The Trump administration unveiled its sweeping plan to change the federal tax code this week, including tax cuts for individuals and corporations, the elimination of the estate tax, a new 25 percent tax rate for pass-through entities and the removal of state and local income and property taxes as deductions on federal returns.
Advisors, for the most part, were pleased with the tax outline, with nearly 45 percent indicating it will be good for their businesses, according to a WealthManagement.com flash poll of about 330 advisors. That compares to almost 39 percent who are unclear about the impact on their businesses and nearly 17 percent who believe it will be bad. Forty-six percent say the plan is good for clients, while nearly 32 percent are unclear on how clients will be affected. Twenty-two percent had a negative outlook for clients.
“Tax cuts result in more money in the hands of taxpayers,” said Robert Chopping, an advisor with Edward Jones, in a written response to the poll. “Whether it is spent, saved, or used to pay down debt is all good for the country and our economy. It results in more taxpayers, and hence, more revenue. This is not a zero sum game, and certainly not a giveaway to the rich. It is not their money to give in the first place; it is ours.”
“If tax rates go down, then it is a great opportunity for my clients to pay lower taxes now than pay what they might pay in the future, especially by converting tax-deferred dollars to tax-free using Roth conversions,” said Jared Davis, an advisor with Davis Wealth Management.
Some advisors were more mixed on how the plan will affect them.

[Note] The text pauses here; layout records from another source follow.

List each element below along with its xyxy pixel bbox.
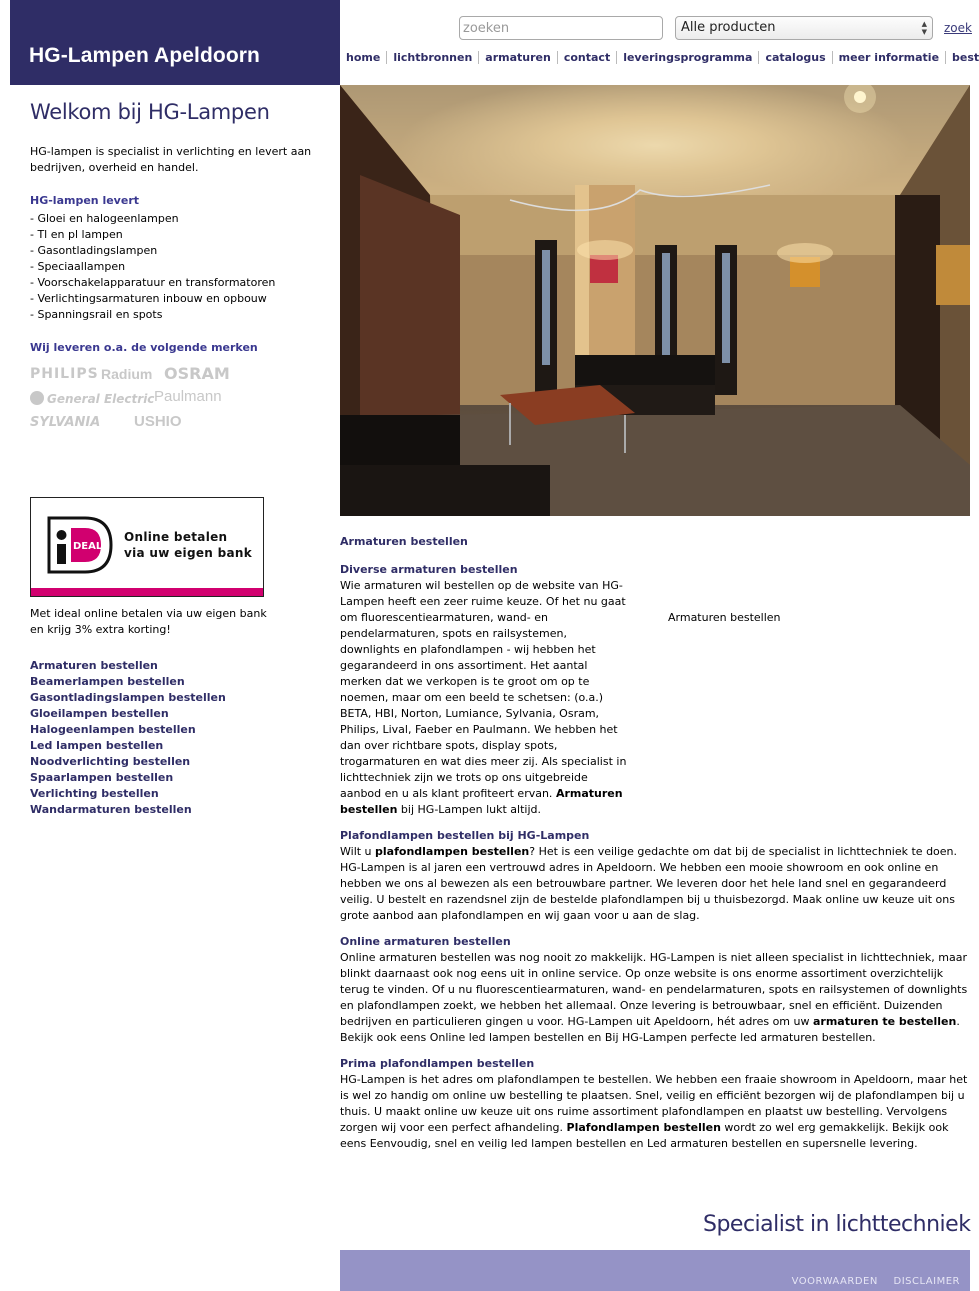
ideal-pink-bar — [31, 588, 263, 596]
brand-radium-logo: Radium — [101, 366, 153, 382]
link-beamerlampen-bestellen[interactable]: Beamerlampen bestellen — [30, 674, 226, 690]
link-armaturen-bestellen[interactable]: Armaturen bestellen — [30, 658, 226, 674]
levert-item: - Tl en pl lampen — [30, 228, 123, 241]
brand-general-electric-logo: General Electric — [30, 391, 154, 406]
section-4-title: Prima plafondlampen bestellen — [340, 1057, 535, 1070]
levert-item: - Voorschakelapparatuur en transformator… — [30, 276, 276, 289]
intro-text: HG-lampen is specialist in verlichting e… — [30, 145, 312, 174]
section-1-image-caption: Armaturen bestellen — [668, 611, 781, 624]
main-content: Armaturen bestellen Diverse armaturen be… — [340, 534, 970, 1162]
brand-sylvania-logo: SYLVANIA — [30, 415, 101, 430]
ideal-banner[interactable]: DEAL Online betalen via uw eigen bank — [30, 497, 264, 597]
levert-item: - Gasontladingslampen — [30, 244, 158, 257]
link-gasontladingslampen-bestellen[interactable]: Gasontladingslampen bestellen — [30, 690, 226, 706]
link-spaarlampen-bestellen[interactable]: Spaarlampen bestellen — [30, 770, 226, 786]
link-verlichting-bestellen[interactable]: Verlichting bestellen — [30, 786, 226, 802]
link-led-lampen-bestellen[interactable]: Led lampen bestellen — [30, 738, 226, 754]
site-title[interactable]: HG-Lampen Apeldoorn — [29, 44, 260, 68]
levert-item: - Spanningsrail en spots — [30, 308, 163, 321]
nav-meer-informatie[interactable]: meer informatie — [833, 51, 947, 64]
select-arrows-icon: ▲ ▼ — [921, 20, 927, 36]
brand-ushio-logo: USHIO — [134, 413, 182, 430]
section-2-text: Wilt u plafondlampen bestellen? Het is e… — [340, 844, 970, 924]
brand-osram-logo: OSRAM — [164, 364, 230, 383]
sidebar: Welkom bij HG-Lampen HG-lampen is specia… — [30, 100, 320, 438]
levert-item: - Gloei en halogeenlampen — [30, 212, 179, 225]
nav-catalogus[interactable]: catalogus — [759, 51, 833, 64]
section-1-tail: bij HG-Lampen lukt altijd. — [397, 803, 542, 816]
ge-monogram-icon — [30, 391, 44, 405]
link-noodverlichting-bestellen[interactable]: Noodverlichting bestellen — [30, 754, 226, 770]
brand-philips-logo: PHILIPS — [30, 366, 99, 382]
svg-text:DEAL: DEAL — [73, 541, 103, 552]
section-1-text: Wie armaturen wil bestellen op de websit… — [340, 578, 630, 818]
ideal-line-2: via uw eigen bank — [124, 546, 253, 560]
brand-logos: PHILIPS Radium OSRAM General Electric Pa… — [30, 358, 320, 438]
link-halogeenlampen-bestellen[interactable]: Halogeenlampen bestellen — [30, 722, 226, 738]
footer-bar: VOORWAARDEN DISCLAIMER — [340, 1250, 970, 1291]
brand-general-electric-label: General Electric — [47, 392, 155, 406]
section-2-title: Plafondlampen bestellen bij HG-Lampen — [340, 829, 590, 842]
nav-lichtbronnen[interactable]: lichtbronnen — [387, 51, 480, 64]
section-1-title: Diverse armaturen bestellen — [340, 563, 518, 576]
link-wandarmaturen-bestellen[interactable]: Wandarmaturen bestellen — [30, 802, 226, 818]
section-1-body: Wie armaturen wil bestellen op de websit… — [340, 579, 627, 800]
ideal-logo-icon: DEAL — [47, 516, 113, 574]
nav-home[interactable]: home — [340, 51, 388, 64]
nav-armaturen[interactable]: armaturen — [479, 51, 558, 64]
showroom-illustration — [340, 85, 970, 516]
section-3-bold: armaturen te bestellen — [812, 1015, 957, 1028]
section-diverse-armaturen: Diverse armaturen bestellen Wie armature… — [340, 562, 970, 818]
product-select-value: Alle producten — [681, 20, 776, 35]
section-3-text: Online armaturen bestellen was nog nooit… — [340, 950, 970, 1046]
nav-contact[interactable]: contact — [558, 51, 618, 64]
section-2-pre: Wilt u — [340, 845, 376, 858]
logo-box[interactable]: HG-Lampen Apeldoorn — [10, 0, 340, 85]
category-links: Armaturen bestellen Beamerlampen bestell… — [30, 658, 226, 818]
section-4-text: HG-Lampen is het adres om plafondlampen … — [340, 1072, 970, 1152]
hero-showroom-image — [340, 85, 970, 516]
product-select[interactable]: Alle producten ▲ ▼ — [675, 16, 933, 40]
top-navigation: home lichtbronnen armaturen contact leve… — [340, 50, 979, 65]
link-gloeilampen-bestellen[interactable]: Gloeilampen bestellen — [30, 706, 226, 722]
welcome-title: Welkom bij HG-Lampen — [30, 100, 270, 124]
section-4-bold: Plafondlampen bestellen — [566, 1121, 721, 1134]
levert-list: - Gloei en halogeenlampen - Tl en pl lam… — [30, 211, 320, 323]
ideal-text: Online betalen via uw eigen bank — [124, 529, 252, 561]
search-input[interactable] — [459, 16, 663, 40]
brands-heading: Wij leveren o.a. de volgende merken — [30, 341, 258, 354]
section-2-bold: plafondlampen bestellen — [375, 845, 530, 858]
footer-link-disclaimer[interactable]: DISCLAIMER — [894, 1276, 960, 1287]
nav-leveringsprogramma[interactable]: leveringsprogramma — [617, 51, 760, 64]
levert-heading: HG-lampen levert — [30, 194, 139, 207]
footer-slogan: Specialist in lichttechniek — [703, 1212, 971, 1237]
levert-item: - Speciaallampen — [30, 260, 126, 273]
footer-link-voorwaarden[interactable]: VOORWAARDEN — [792, 1276, 878, 1287]
section-1-left-column: Diverse armaturen bestellen Wie armature… — [340, 562, 630, 818]
section-3-title: Online armaturen bestellen — [340, 935, 511, 948]
nav-bestellijst[interactable]: bestellijst — [946, 51, 979, 64]
footer-links: VOORWAARDEN DISCLAIMER — [780, 1276, 960, 1287]
search-button[interactable]: zoek — [944, 21, 972, 35]
ideal-caption: Met ideal online betalen via uw eigen ba… — [30, 607, 267, 636]
page-heading: Armaturen bestellen — [340, 535, 468, 548]
ideal-line-1: Online betalen — [124, 530, 228, 544]
levert-item: - Verlichtingsarmaturen inbouw en opbouw — [30, 292, 267, 305]
brand-paulmann-logo: Paulmann — [154, 388, 222, 405]
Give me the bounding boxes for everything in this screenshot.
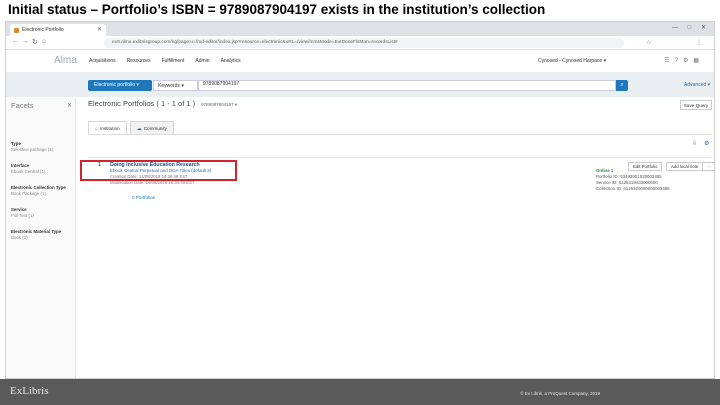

“I believe the proposed tax plan would have positive and negative affects on our clients,” said Donna Murray, an advisor with South State Private Wealth. “Overall, it will probably be net neutral for revenue. Just like when the estate tax exemption went up tremendously under the Obama administration, some estate attorneys thought they would be out of business. Almost all of them have evolved in their practices to still be viable.”
Others had a negative reaction to the plan.
“It will devastate the economy by withdrawing trillions of dollars from circulation,” wrote James L. Druffner, an accountant and financial planner.
“It's a way to raise taxes on middle income people,” said Henry Frattaroli, president and founder of Wealth Management Advisors Group. “The only ones that will benefit are the rich and the poor.”
The Estate Tax
Trump’s tax plan includes a repeal of the estate and generation-skipping transfer taxes. How much impact this will have on clients remains unclear, as the collective exemption for these taxes has increased drastically in the last decade or so, currently sitting at about $5.45 million per person and about $10.9 million per couple. Unsurprisingly, very few estate tax returns are filed in any given year—roughly 0.2 percent of Americans dying in any given year are liable. However, it remains to be seen what, if any, transfer tax replacement fills the void.
Nearly 80 percent of advisors said they had at least a few clients who would benefit from the repeal.
“Estate tax repeal will eliminate unnecessary purchase of huge life insurance policies, sometimes millions of dollars in annual premiums,” said Sid Jain, president of MoneyMallUSA. “It will also eliminate a huge portion of paid attorney tax and estate planning. CPAs are likely to see decline in estate tax preparation revenue. The estate tax repeal is fair for millions of small family farms and businesses. Yes, it will help the billionaires also, but their philanthropic contributions to society are staggering already.”
Estate planning attorneys were not as rosy on their outlook.
“As an estate tax planning attorney, it would kill that part of my practice, although estate planning without tax considerations would continue (e.g., Wills, Trusts, Powers of Attorney, Advance Health Care Directives),” said Eugene Gorrin, owner of The Law Office of Eugene Gorrin. “But without federal estate tax and GST tax concerns to drive business and client planning, clients will likely delay estate planning because there would be no urgency to reduce the tax impact on their estates and the amounts passing to their family and other heirs.”
The reform also includes a new 25 percent cap on taxes for pass-through entities, and according to the poll, a majority of advisors (52 percent) structure their businesses in this way.
Pass-through entities, which include sole proprietorships, partnerships, LLCs and S corporations, don’t pay income tax. Instead, profits “pass through” and are taxed directly on the owners’ income tax returns. For larger entities, this is a major boon, cutting a potential 15 percent off of their current income tax bills. However, the current 25 percent tax bracket caps at about $153,000 annually, so those making less than that won’t see much impact.
The plan also includes a nebulous reference to some future legislation that will prevent taxpayers attempts to recharacterize incomes as “pass through,” to take advantage of the cap. What that preventative measure turns out to be—and if it happens at all—remains to be seen.
Of those advisors who structure their business as pass-through entities, nearly 40 percent said their firm’s taxes would decrease under the new 25 percent tax rate, while 40 percent indicated they would stay the same. Only one in five advisors said their firm’s taxes would increase.
“A large percentage of pass-through entities are small businesses—the creators of the future,” said Ken Kovalchuk, president of Financial Solutions Group. “Let the creators keep more of their money and they will create. That's what they do best.”